As a middle school student, I should feel happy. I am happy, but I am not. I feel lonely and life is so boring.
I always thought that no one could understand my heart. Indeed, no one could understand me. I always feel inferior to others. I know this is inferiority complex, but I can't get rid of this heavy psychological pressure. Everyone will think that I have nothing to do with a child. It's just that they are all wrong. In fact, children have the most things on their minds, and our innocent hearts can't be hurt and hit. I am the most unfortunate one among thousands of people, so let me vent!

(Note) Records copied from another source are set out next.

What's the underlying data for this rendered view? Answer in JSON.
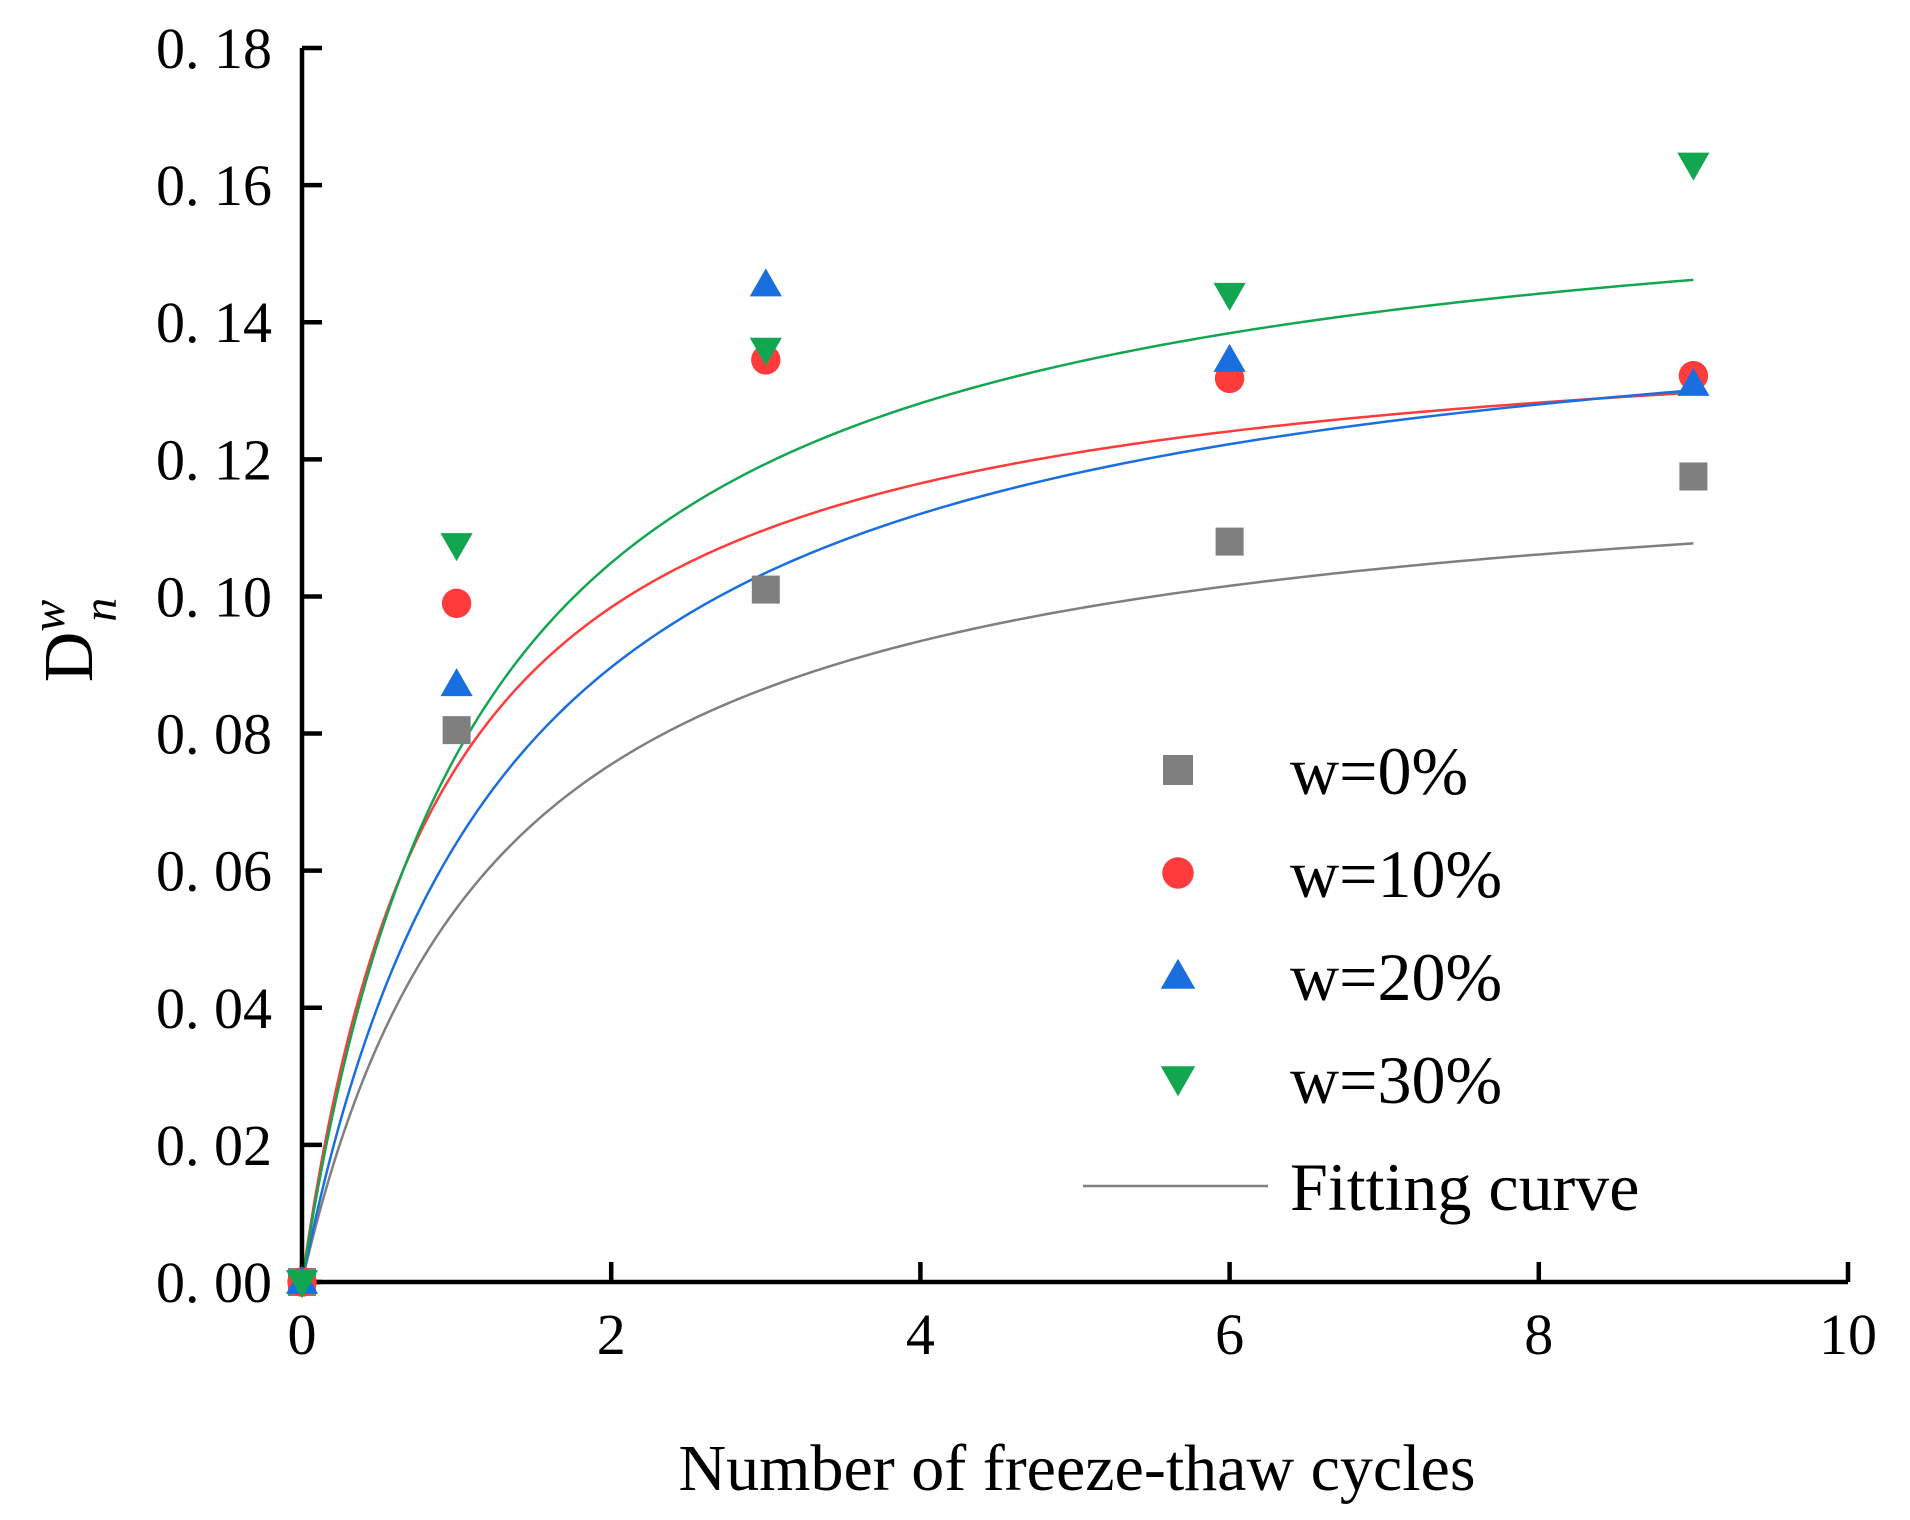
{
  "chart_data": {
    "type": "scatter",
    "title": "",
    "xlabel": "Number of freeze-thaw cycles",
    "ylabel": {
      "base": "D",
      "superscript": "w",
      "subscript": "n"
    },
    "xlim": [
      0,
      10
    ],
    "ylim": [
      0,
      0.18
    ],
    "x_ticks": [
      0,
      2,
      4,
      6,
      8,
      10
    ],
    "x_tick_labels": [
      "0",
      "2",
      "4",
      "6",
      "8",
      "10"
    ],
    "y_ticks": [
      0,
      0.02,
      0.04,
      0.06,
      0.08,
      0.1,
      0.12,
      0.14,
      0.16,
      0.18
    ],
    "y_tick_labels": [
      "0. 00",
      "0. 02",
      "0. 04",
      "0. 06",
      "0. 08",
      "0. 10",
      "0. 12",
      "0. 14",
      "0. 16",
      "0. 18"
    ],
    "grid": false,
    "legend_position": "bottom-right",
    "series": [
      {
        "name": "w=0%",
        "marker": "square",
        "color": "#7f7f7f",
        "x": [
          0,
          1,
          3,
          6,
          9
        ],
        "y": [
          0,
          0.0805,
          0.101,
          0.108,
          0.1175
        ],
        "fit": {
          "ymax": 0.1227,
          "k": 1.25
        }
      },
      {
        "name": "w=10%",
        "marker": "circle",
        "color": "#ff3b3b",
        "x": [
          0,
          1,
          3,
          6,
          9
        ],
        "y": [
          0,
          0.099,
          0.1345,
          0.1318,
          0.1322
        ],
        "fit": {
          "ymax": 0.1427,
          "k": 0.9
        }
      },
      {
        "name": "w=20%",
        "marker": "triangle-up",
        "color": "#1a6fe0",
        "x": [
          0,
          1,
          3,
          6,
          9
        ],
        "y": [
          0,
          0.0872,
          0.1455,
          0.1345,
          0.131
        ],
        "fit": {
          "ymax": 0.1493,
          "k": 1.33
        }
      },
      {
        "name": "w=30%",
        "marker": "triangle-down",
        "color": "#13a651",
        "x": [
          0,
          1,
          3,
          6,
          9
        ],
        "y": [
          0,
          0.1075,
          0.136,
          0.144,
          0.163
        ],
        "fit": {
          "ymax": 0.1647,
          "k": 1.14
        }
      }
    ],
    "fit_legend": {
      "name": "Fitting curve",
      "color": "#7f7f7f"
    }
  }
}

I have been alone since I was a child. I have no brothers or sisters. Seeing others have brothers and sisters, I feel so lonely! My parents love me very much, but they always don't care about my thoughts and actions. Therefore, I always stay alone. I don't have a partner or friends. After a long time, I developed a very withdrawn character. I don't want to talk to others or play with others. From now on, I will be alone. I never tell anyone what I think, even my parents seldom talk. I always feel that I am missing something, but I never know what I am missing. Until today, I gradually realized that what I lacked was interpersonal communication. I tried to adapt myself to my shortcomings, but the effect was not very good. Junior high school life has really changed me a lot. I associate with many classmates. Because of my long-term withdrawn personality, I always get along badly with my classmates. But after all, I have interpersonal relationships, but I lack communication between my relatives. My parents never understand my heart, never understand what my ideal is, never know what I need, never know what I want to do, never care about my psychology, never think about my feelings from the bottom of my heart, never enlighten and educate me psychologically.